Unless you have reached the limit of on-FPGA multipliers, the extra control
complexity makes such an algorithm unattractive for real-world
applications.

Is this an educational assignment?
	   
					
---------------------------------------		
Posted through http://www.FPGARelated.com

Article: 153449
Subject: Re: Strassen algorithm in vhdl
From: Tim Wescott <tim@seemywebsite.com>
Date: Mon, 27 Feb 2012 10:38:14 -0600
Links: << >>  << T >>  << A >>
On Sun, 26 Feb 2012 09:28:49 -0800, rsr1991 wrote:

> hi all
> I am currently struggling trying to write Strassens Algorithm for matrix
> multiplication in VHDL. I have written the code for 2x2 matrices, but
> now have to develop it to implement 4x4 matrices or larger.
> Can anyone help please.
> Thank You

Why don't you do a practical implementation of Strassen's Algorithm, per 
the Wikipedia page:

"Practical implementations of Strassen's algorithm switch to standard 
methods of matrix multiplication for small enough submatrices, for which 
those algorithms are more efficient.
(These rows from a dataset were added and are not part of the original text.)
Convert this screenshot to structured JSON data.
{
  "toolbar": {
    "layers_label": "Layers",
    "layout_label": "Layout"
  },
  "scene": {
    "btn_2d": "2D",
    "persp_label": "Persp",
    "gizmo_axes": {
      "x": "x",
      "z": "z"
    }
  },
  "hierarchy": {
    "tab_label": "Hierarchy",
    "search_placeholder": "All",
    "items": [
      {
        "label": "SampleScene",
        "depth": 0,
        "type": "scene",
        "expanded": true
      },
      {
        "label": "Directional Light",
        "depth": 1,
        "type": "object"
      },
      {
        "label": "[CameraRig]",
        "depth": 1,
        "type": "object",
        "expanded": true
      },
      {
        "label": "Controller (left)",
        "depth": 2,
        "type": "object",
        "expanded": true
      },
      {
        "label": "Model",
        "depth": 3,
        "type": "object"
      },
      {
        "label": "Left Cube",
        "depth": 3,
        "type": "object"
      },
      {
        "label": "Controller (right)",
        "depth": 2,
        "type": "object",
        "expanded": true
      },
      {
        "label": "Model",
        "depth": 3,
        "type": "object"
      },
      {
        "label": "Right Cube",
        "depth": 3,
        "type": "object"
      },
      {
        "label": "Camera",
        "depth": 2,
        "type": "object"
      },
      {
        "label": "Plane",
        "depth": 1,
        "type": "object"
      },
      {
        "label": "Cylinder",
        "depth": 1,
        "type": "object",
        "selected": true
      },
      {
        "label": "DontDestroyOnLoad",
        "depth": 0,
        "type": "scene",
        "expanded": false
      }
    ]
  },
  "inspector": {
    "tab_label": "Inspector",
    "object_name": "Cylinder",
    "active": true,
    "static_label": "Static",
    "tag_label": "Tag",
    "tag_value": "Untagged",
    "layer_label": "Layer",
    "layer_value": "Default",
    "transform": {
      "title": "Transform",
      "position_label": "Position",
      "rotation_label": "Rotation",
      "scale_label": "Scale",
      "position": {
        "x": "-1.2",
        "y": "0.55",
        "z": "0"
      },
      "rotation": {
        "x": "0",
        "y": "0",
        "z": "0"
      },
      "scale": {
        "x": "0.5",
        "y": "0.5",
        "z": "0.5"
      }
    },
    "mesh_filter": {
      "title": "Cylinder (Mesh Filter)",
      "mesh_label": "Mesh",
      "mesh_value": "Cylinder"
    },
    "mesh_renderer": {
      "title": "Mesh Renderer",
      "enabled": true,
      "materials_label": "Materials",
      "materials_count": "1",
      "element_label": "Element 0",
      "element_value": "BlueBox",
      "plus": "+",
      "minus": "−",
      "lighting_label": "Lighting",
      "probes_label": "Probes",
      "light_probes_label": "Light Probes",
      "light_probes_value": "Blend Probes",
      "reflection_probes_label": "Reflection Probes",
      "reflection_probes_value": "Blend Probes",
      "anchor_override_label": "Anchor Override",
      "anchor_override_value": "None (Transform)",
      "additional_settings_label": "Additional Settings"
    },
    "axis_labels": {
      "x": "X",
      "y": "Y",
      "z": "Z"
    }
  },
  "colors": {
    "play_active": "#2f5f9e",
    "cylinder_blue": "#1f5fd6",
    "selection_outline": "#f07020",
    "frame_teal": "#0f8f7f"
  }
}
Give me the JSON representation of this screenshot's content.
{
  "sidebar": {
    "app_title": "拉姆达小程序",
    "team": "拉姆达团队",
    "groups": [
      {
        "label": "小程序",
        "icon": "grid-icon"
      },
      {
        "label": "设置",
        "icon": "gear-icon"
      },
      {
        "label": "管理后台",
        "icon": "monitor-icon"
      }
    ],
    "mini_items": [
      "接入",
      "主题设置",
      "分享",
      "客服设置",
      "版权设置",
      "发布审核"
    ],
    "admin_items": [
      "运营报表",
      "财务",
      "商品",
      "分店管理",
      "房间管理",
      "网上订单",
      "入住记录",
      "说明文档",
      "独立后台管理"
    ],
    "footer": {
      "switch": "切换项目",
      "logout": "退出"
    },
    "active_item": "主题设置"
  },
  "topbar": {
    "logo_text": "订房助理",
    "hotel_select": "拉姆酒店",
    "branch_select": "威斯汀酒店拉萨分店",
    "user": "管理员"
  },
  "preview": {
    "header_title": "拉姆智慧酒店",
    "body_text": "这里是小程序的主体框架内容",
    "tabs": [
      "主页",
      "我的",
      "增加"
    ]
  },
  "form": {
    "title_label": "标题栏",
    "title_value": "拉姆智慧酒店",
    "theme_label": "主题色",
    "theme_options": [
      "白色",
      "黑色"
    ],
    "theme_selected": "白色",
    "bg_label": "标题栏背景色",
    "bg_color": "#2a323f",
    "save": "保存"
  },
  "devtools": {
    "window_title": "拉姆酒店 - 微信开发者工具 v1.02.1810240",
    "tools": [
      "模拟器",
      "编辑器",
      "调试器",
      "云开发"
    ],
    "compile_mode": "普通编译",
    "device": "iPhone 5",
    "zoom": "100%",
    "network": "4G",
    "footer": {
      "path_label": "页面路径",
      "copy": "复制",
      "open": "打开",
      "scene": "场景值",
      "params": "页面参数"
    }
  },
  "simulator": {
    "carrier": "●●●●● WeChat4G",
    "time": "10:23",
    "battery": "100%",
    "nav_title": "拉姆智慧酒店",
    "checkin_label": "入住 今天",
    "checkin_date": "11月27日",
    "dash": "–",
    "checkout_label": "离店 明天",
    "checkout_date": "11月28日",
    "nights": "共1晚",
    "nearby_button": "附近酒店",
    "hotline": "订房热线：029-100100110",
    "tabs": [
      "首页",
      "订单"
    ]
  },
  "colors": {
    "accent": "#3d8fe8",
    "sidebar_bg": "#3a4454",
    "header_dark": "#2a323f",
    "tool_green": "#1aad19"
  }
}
The particular crossover point for 
which Strassen's algorithm is more efficient depends on the specific 
implementation and hardware."

My feeling on this is that you are only going to benefit from this 
algorithm if you have a pretty darn big matrix (32 by 32 is probably 
still "small"), a processor for which addition, subtraction, _and general-
purpose ALU_ instructions are significantly cheaper than multiplication, 
and either a lot of engineering time to spend freely, or a desperate need 
to cut just a little bit (less than 14%) off of the time to do a matrix 
multiply.

Note that you are replacing eight (matrix) multiplies and four additions 
with seven multiplies -- and _eight_ additions or subtractions.  On a 
processor, with IEEE floating point, I'm not sure that Strassen's 
Algorithm wouldn't take _more_ computational resources to complete that a 
bog-standard matrix multiply.

I could see incorporating this (or one of the more optimal algorithms) 
into a general-purpose math package (if it actually worked), but the 
notion of going to so much trouble for so little gain kind of boggles my 
mind -- wouldn't you get more speedup by hand-flogging your timing, and 
increasing your clock rate a bit, or otherwise tuning the rest of your 
algorithm?

-- 
My liberal friends think I'm a conservative kook.
My conservative friends think I'm a liberal kook.
Why am I not happy that they have found common ground?